Glen Cove, NY, August 13, 2013 --(PR.com
)-- “Active seniors” just doesn’t cut it anymore.
As Baby Boomers approach 60, pass it, and head on to Turnpike 70, they look in the rearview mirror and tend to see someone vital, and still ready to trek up Mount Washington or heck, maybe over 7,500 miles to Nepal, only with deep crow’s feet and a few more pounds on the frame than they carried circa 1979.
So when faced with an entire generation that either thinks they’re just like Madonna or Mick Jagger (or at least tries to move like either of them), one shouldn't bring the dreaded ‘senior’ label anywhere near the threadbare, cherished blue jeans, let alone printed on the back on the aging rebel T-shirt. That wouldn't fly.
Boomers' surviving parents are seniors. Grandma and grandpa were surely seniors. But our generation? No way. It just doesn't fit.
So what do you call people who are 50 to 75 who think they are 15 or 25 years younger than their chronological age? Wishkers? (wishful thinkers), or UFOs? (Unbelievably Foolish). At Roel Resources, they're called Yolders, the young old.
The online mag's two editors recently introduced the term on their website, Roel Resources (www.roelresources.com), a web-based community and information-packed mag for people 40 and way past it. The object is to be upbeat, as well as adventurous. Here’s the article link: http://roelresources.com/is-yolder-a-boulder-or-a-revolutionary-way-to-age/
What inspired a journalist and teacher and his ad man and freelance writing sidekick (that would be Ron Roel and Ken Taub) to create such an online meeting place for conjurers of fresh ideas, clever tips, ways to save money (or sanity), and fiction?

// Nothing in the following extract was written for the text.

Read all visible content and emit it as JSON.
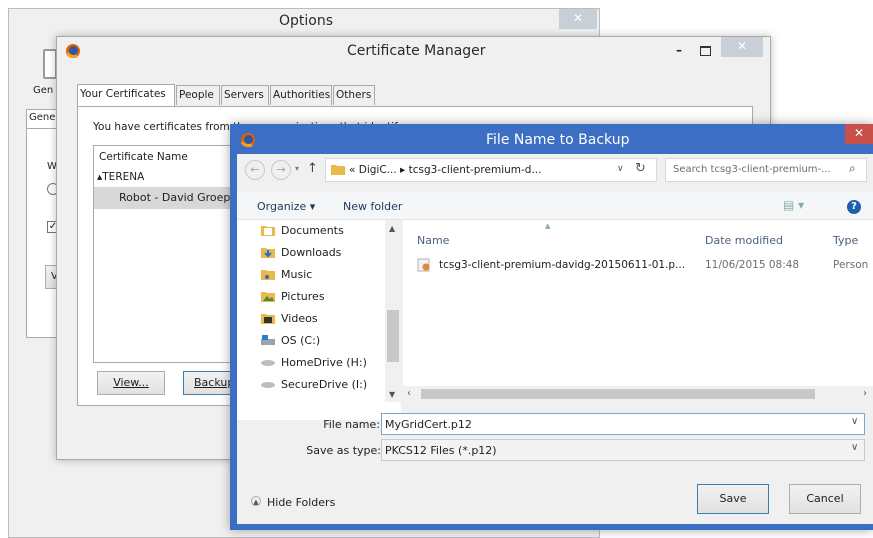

A degree of boredom sure, but also a desire to be helpful, catalytic, and let people of a certain age share their hard-earned expertise, wisdom, talents, and travel suggestions.
And there’s more: this site is also an engaged community of ongoing learning, what works and is worth sharing, along with things one can do to elevate their home community and their own life. Editor Ron Roel has always been very big on Community best practices -- proactive endeavors that raise people up to make them happier or healthier, and if not, at least feel more welcome at the town watering hole or local quickie mart.
As for Yolders, the editors think the label should stick. It sure beats UFOs.